Perjalanan dilanjutkan, pukul 11 siang, perut kenyang, angin sepoi – sepoi, mata mulai berat. Untuk meninggalkan Gajeboh kami harus menyebrangi Sungai Cibaduy, melewati jembatan bambu yang kokoh, walaupun hanya diikat tali ijuk. Selepas sungai jalurnya menyenangkan, menyusuri tepi sungai, jalan datar atau kadang menurun.

Jembatan Penghubung Gajeboh dan Cicakal Girang
Semangat 45, saya masih menggendong Cici..hingga tiba – tiba panggilan alam datang dan saya meminta Helmy untuk bergantian menggendong Cici. Akhirnya Cici berpindah tangan, saya dan Helmy bertukaran tas. Dan siapa sangka itu adalah keputusan terbaik yang saya buat selama perjalanan ini 

Kami kembali berjalan, menyebrangi anak sungai, melewati sebuah perkampungan kecil – Cicakal Girang dan ternyata di depan sana ada tanjakan tak berujung. Benar tak berujung, sedangkan matahari tepat berada di atas kepala. Pak Mamad sudah jauh depan, disusul Cep Dahlan, Helmy dan Cici sedangkan saya ada di paling belakang, meniti langkah sambil sesekali menikmati pemandangan yang indah. Pemandangan indah tak boleh dilewatkan bukan.

Untunglah di depan sana rombongan sudah menunggu, akhirnya bisa juga duduk dan memanjangkan kaki. Cici asik bermain sendiri sambil sesekali tiduran di singgasana ranselnya. Pak Mamad mulai membicarakan kemungkinan kami akan kemalaman di jalan tanpa senter. Perjalanan ke  Cibeo masih 2/3 jalan lagi. Bila kami terus berjalan maka kami akan tiba sekitar pukul 2 siang, beristirahat sebentar dan kembali ke Gajeboh. Paling cepat kami akan tiba di Gajeboh menjelang Maghrib. Tapi ada saja kemungkinan hujan lebat dan kami harus berteduh, kami akan kemalaman tanpa senter.

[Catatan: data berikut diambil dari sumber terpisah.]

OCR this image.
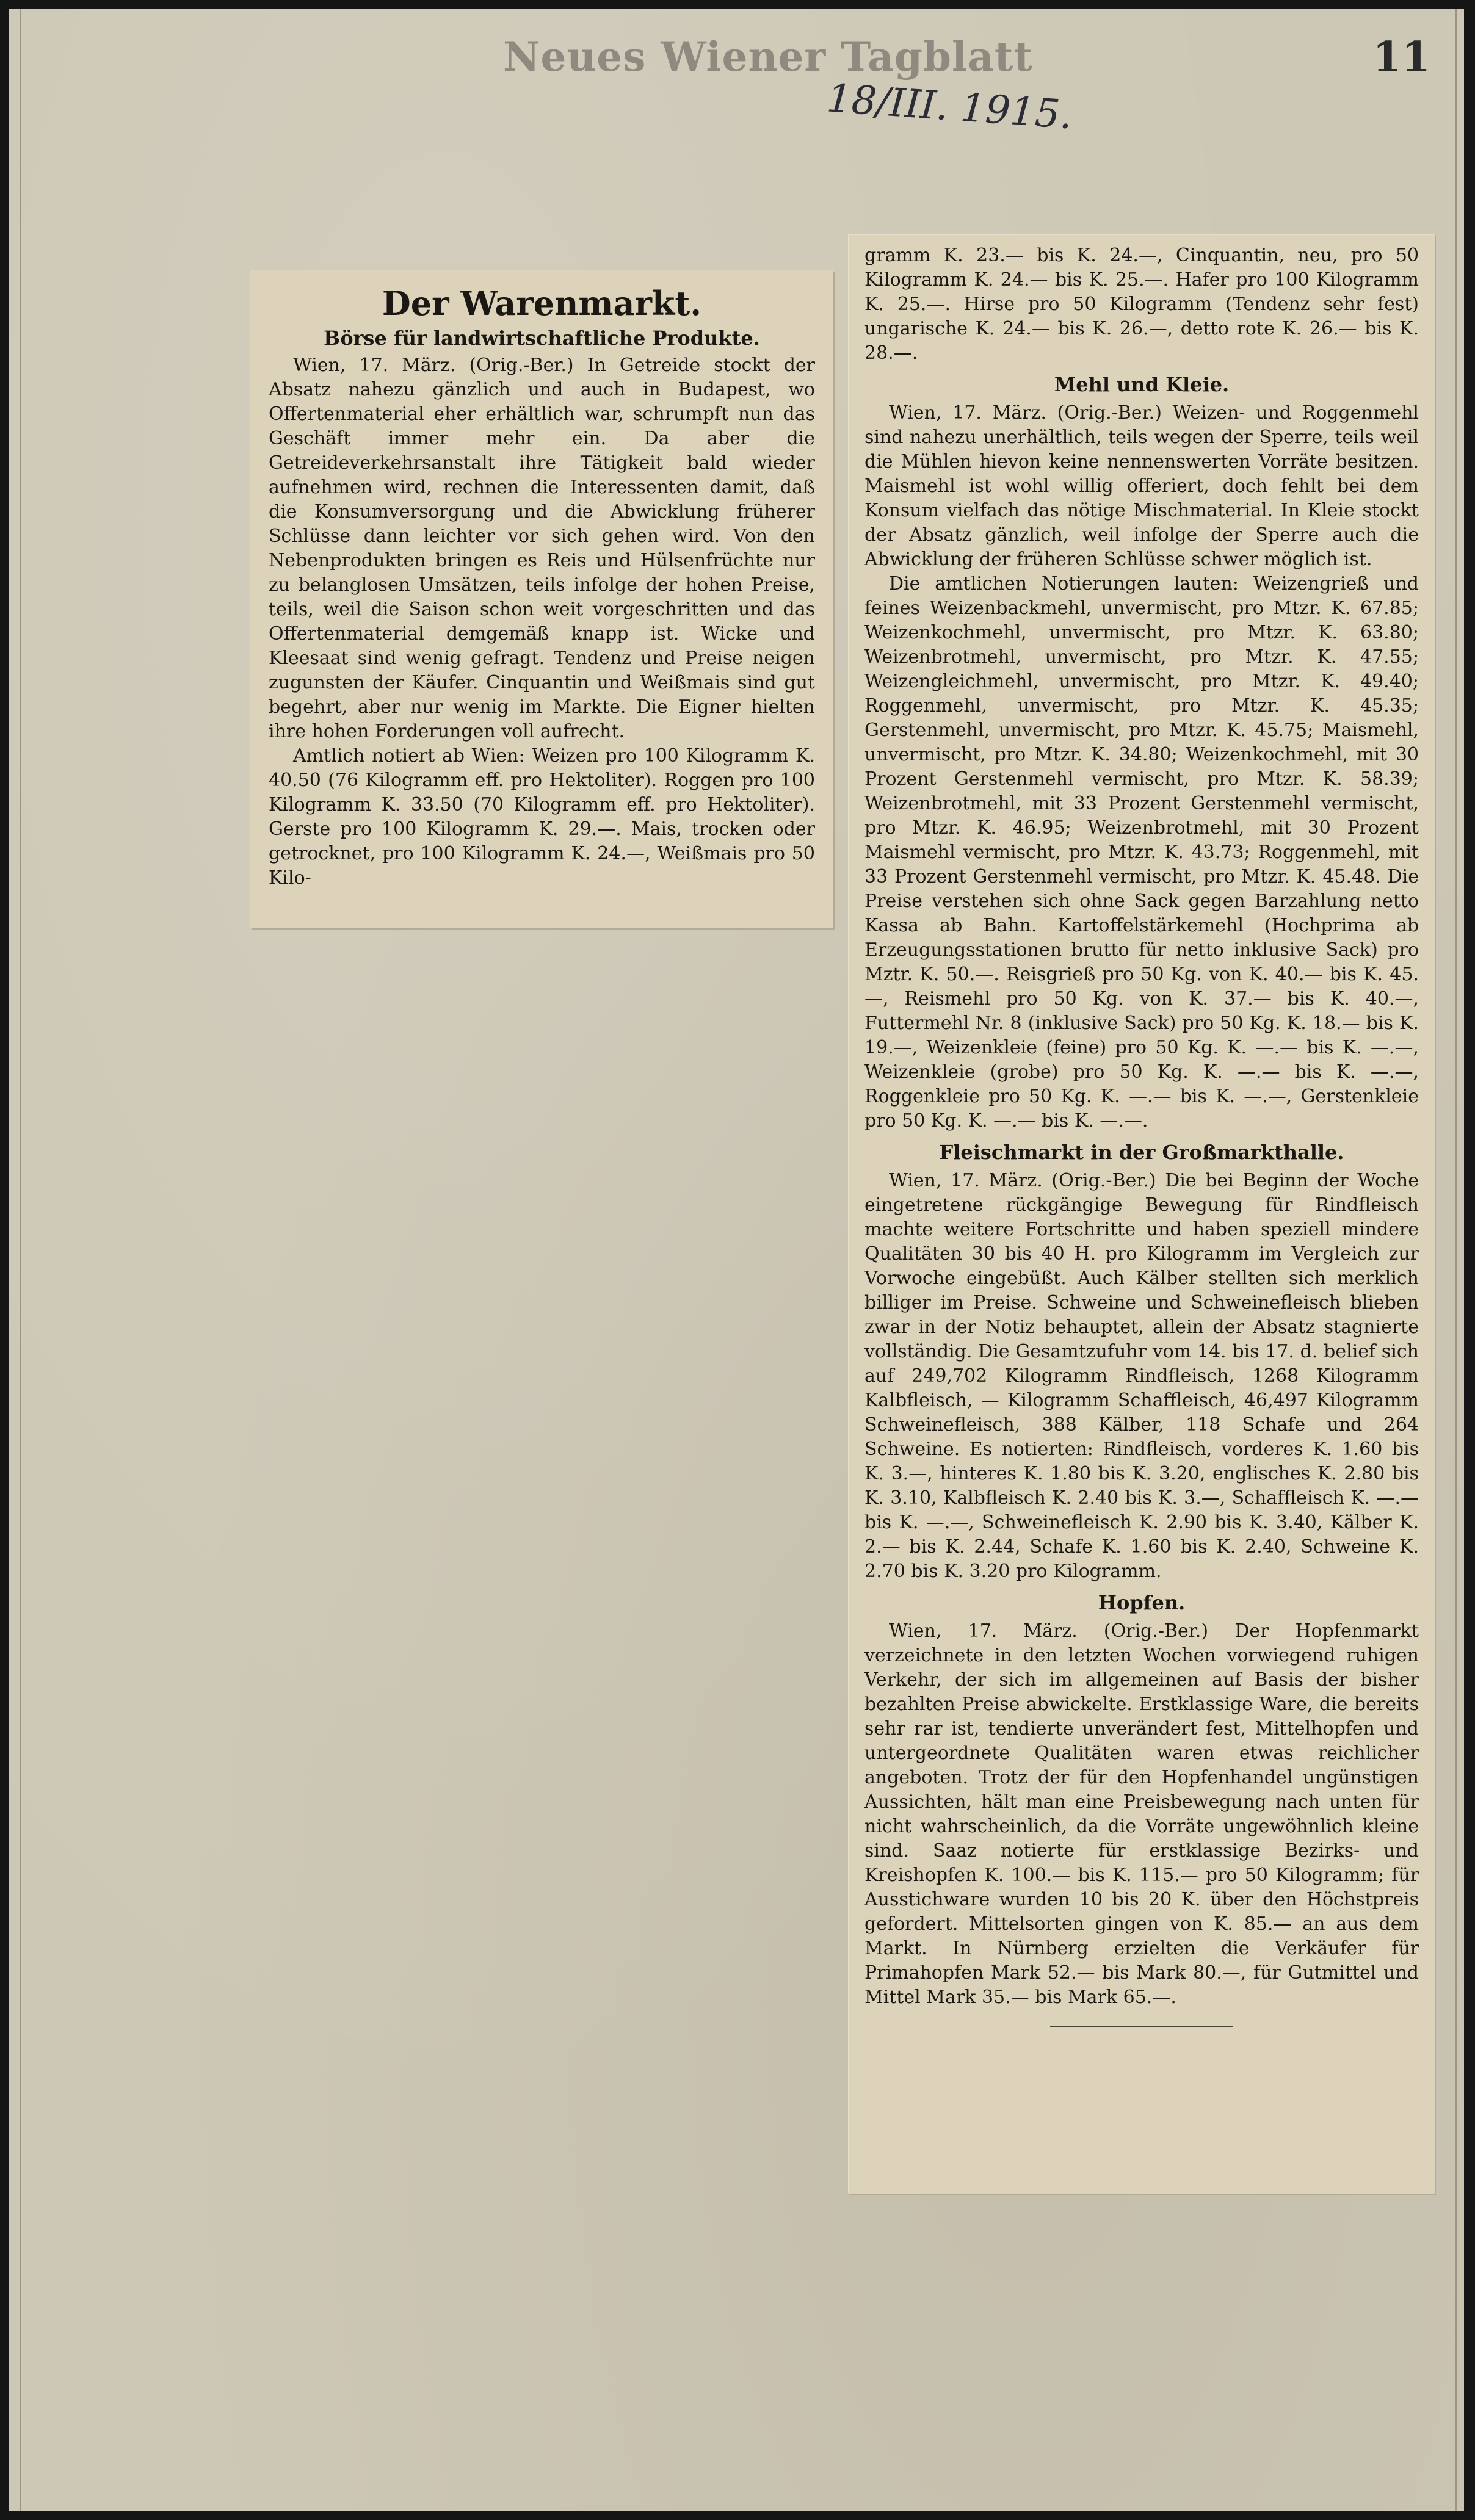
Neues Wiener Tagblatt	11
18/III. 1915.
Der Warenmarkt.
Börse für landwirtschaftliche Produkte.

Wien, 17. März. (Orig.-Ber.) In Getreide stockt der Absatz nahezu gänzlich und auch in Budapest, wo Offertenmaterial eher erhältlich war, schrumpft nun das Geschäft immer mehr ein. Da aber die Getreideverkehrsanstalt ihre Tätigkeit bald wieder aufnehmen wird, rechnen die Interessenten damit, daß die Konsumversorgung und die Abwicklung früherer Schlüsse dann leichter vor sich gehen wird. Von den Nebenprodukten bringen es Reis und Hülsenfrüchte nur zu belanglosen Umsätzen, teils infolge der hohen Preise, teils, weil die Saison schon weit vorgeschritten und das Offertenmaterial demgemäß knapp ist. Wicke und Kleesaat sind wenig gefragt. Tendenz und Preise neigen zugunsten der Käufer. Cinquantin und Weißmais sind gut begehrt, aber nur wenig im Markte. Die Eigner hielten ihre hohen Forderungen voll aufrecht.

Amtlich notiert ab Wien: Weizen pro 100 Kilogramm K. 40.50 (76 Kilogramm eff. pro Hektoliter). Roggen pro 100 Kilogramm K. 33.50 (70 Kilogramm eff. pro Hektoliter). Gerste pro 100 Kilogramm K. 29.—. Mais, trocken oder getrocknet, pro 100 Kilogramm K. 24.—, Weißmais pro 50 Kilo-

gramm K. 23.— bis K. 24.—, Cinquantin, neu, pro 50 Kilogramm K. 24.— bis K. 25.—. Hafer pro 100 Kilogramm K. 25.—. Hirse pro 50 Kilogramm (Tendenz sehr fest) ungarische K. 24.— bis K. 26.—, detto rote K. 26.— bis K. 28.—.

Mehl und Kleie.

Wien, 17. März. (Orig.-Ber.) Weizen- und Roggenmehl sind nahezu unerhältlich, teils wegen der Sperre, teils weil die Mühlen hievon keine nennenswerten Vorräte besitzen. Maismehl ist wohl willig offeriert, doch fehlt bei dem Konsum vielfach das nötige Mischmaterial. In Kleie stockt der Absatz gänzlich, weil infolge der Sperre auch die Abwicklung der früheren Schlüsse schwer möglich ist.

Die amtlichen Notierungen lauten: Weizengrieß und feines Weizenbackmehl, unvermischt, pro Mtzr. K. 67.85; Weizenkochmehl, unvermischt, pro Mtzr. K. 63.80; Weizenbrotmehl, unvermischt, pro Mtzr. K. 47.55; Weizengleichmehl, unvermischt, pro Mtzr. K. 49.40; Roggenmehl, unvermischt, pro Mtzr. K. 45.35; Gerstenmehl, unvermischt, pro Mtzr. K. 45.75; Maismehl, unvermischt, pro Mtzr. K. 34.80; Weizenkochmehl, mit 30 Prozent Gerstenmehl vermischt, pro Mtzr. K. 58.39; Weizenbrotmehl, mit 33 Prozent Gerstenmehl vermischt, pro Mtzr. K. 46.95; Weizenbrotmehl, mit 30 Prozent Maismehl vermischt, pro Mtzr. K. 43.73; Roggenmehl, mit 33 Prozent Gerstenmehl vermischt, pro Mtzr. K. 45.48. Die Preise verstehen sich ohne Sack gegen Barzahlung netto Kassa ab Bahn. Kartoffelstärkemehl (Hochprima ab Erzeugungsstationen brutto für netto inklusive Sack) pro Mztr. K. 50.—. Reisgrieß pro 50 Kg. von K. 40.— bis K. 45.—, Reismehl pro 50 Kg. von K. 37.— bis K. 40.—, Futtermehl Nr. 8 (inklusive Sack) pro 50 Kg. K. 18.— bis K. 19.—, Weizenkleie (feine) pro 50 Kg. K. —.— bis K. —.—, Weizenkleie (grobe) pro 50 Kg. K. —.— bis K. —.—, Roggenkleie pro 50 Kg. K. —.— bis K. —.—, Gerstenkleie pro 50 Kg. K. —.— bis K. —.—.

Fleischmarkt in der Großmarkthalle.

Wien, 17. März. (Orig.-Ber.) Die bei Beginn der Woche eingetretene rückgängige Bewegung für Rindfleisch machte weitere Fortschritte und haben speziell mindere Qualitäten 30 bis 40 H. pro Kilogramm im Vergleich zur Vorwoche eingebüßt. Auch Kälber stellten sich merklich billiger im Preise. Schweine und Schweinefleisch blieben zwar in der Notiz behauptet, allein der Absatz stagnierte vollständig. Die Gesamtzufuhr vom 14. bis 17. d. belief sich auf 249,702 Kilogramm Rindfleisch, 1268 Kilogramm Kalbfleisch, — Kilogramm Schaffleisch, 46,497 Kilogramm Schweinefleisch, 388 Kälber, 118 Schafe und 264 Schweine. Es notierten: Rindfleisch, vorderes K. 1.60 bis K. 3.—, hinteres K. 1.80 bis K. 3.20, englisches K. 2.80 bis K. 3.10, Kalbfleisch K. 2.40 bis K. 3.—, Schaffleisch K. —.— bis K. —.—, Schweinefleisch K. 2.90 bis K. 3.40, Kälber K. 2.— bis K. 2.44, Schafe K. 1.60 bis K. 2.40, Schweine K. 2.70 bis K. 3.20 pro Kilogramm.

Hopfen.

Wien, 17. März. (Orig.-Ber.) Der Hopfenmarkt verzeichnete in den letzten Wochen vorwiegend ruhigen Verkehr, der sich im allgemeinen auf Basis der bisher bezahlten Preise abwickelte. Erstklassige Ware, die bereits sehr rar ist, tendierte unverändert fest, Mittelhopfen und untergeordnete Qualitäten waren etwas reichlicher angeboten. Trotz der für den Hopfenhandel ungünstigen Aussichten, hält man eine Preisbewegung nach unten für nicht wahrscheinlich, da die Vorräte ungewöhnlich kleine sind. Saaz notierte für erstklassige Bezirks- und Kreishopfen K. 100.— bis K. 115.— pro 50 Kilogramm; für Ausstichware wurden 10 bis 20 K. über den Höchstpreis gefordert. Mittelsorten gingen von K. 85.— an aus dem Markt. In Nürnberg erzielten die Verkäufer für Primahopfen Mark 52.— bis Mark 80.—, für Gutmittel und Mittel Mark 35.— bis Mark 65.—.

Setelah ngobrol ngalor-ngidul akhirnya kami memutuskan kembali berjalan di tanjakan tak berujung itu. Dan kembali beristirahat tak lama kemudian. Hingga tiba – tiba ada godaan iseng mengajak tidur siang saja di Cicakal Girang. Ha ha ini tak usah disebut nama pencetusnya. Yang pasti bukan Cici.

Tetapi setelah menimbang – nimbang kami memutuskan kembali berjalan. Sejak saat itu tujuan kami bertambah jelas,  kembali dengan selamat bersama Pak Mamad. Untuk itu kami kembali bertukar peran, Cici digendong Pak Mamad. Untungnya Tuan Putri sangat kooperatif, dia tidak rewel walau berganti – ganti penggendong. Untungnya lagi di depan sana ada turunan yang indah sekali, kami mendekati Cipaler, daerah perkampungan Baduy Luar yang lain.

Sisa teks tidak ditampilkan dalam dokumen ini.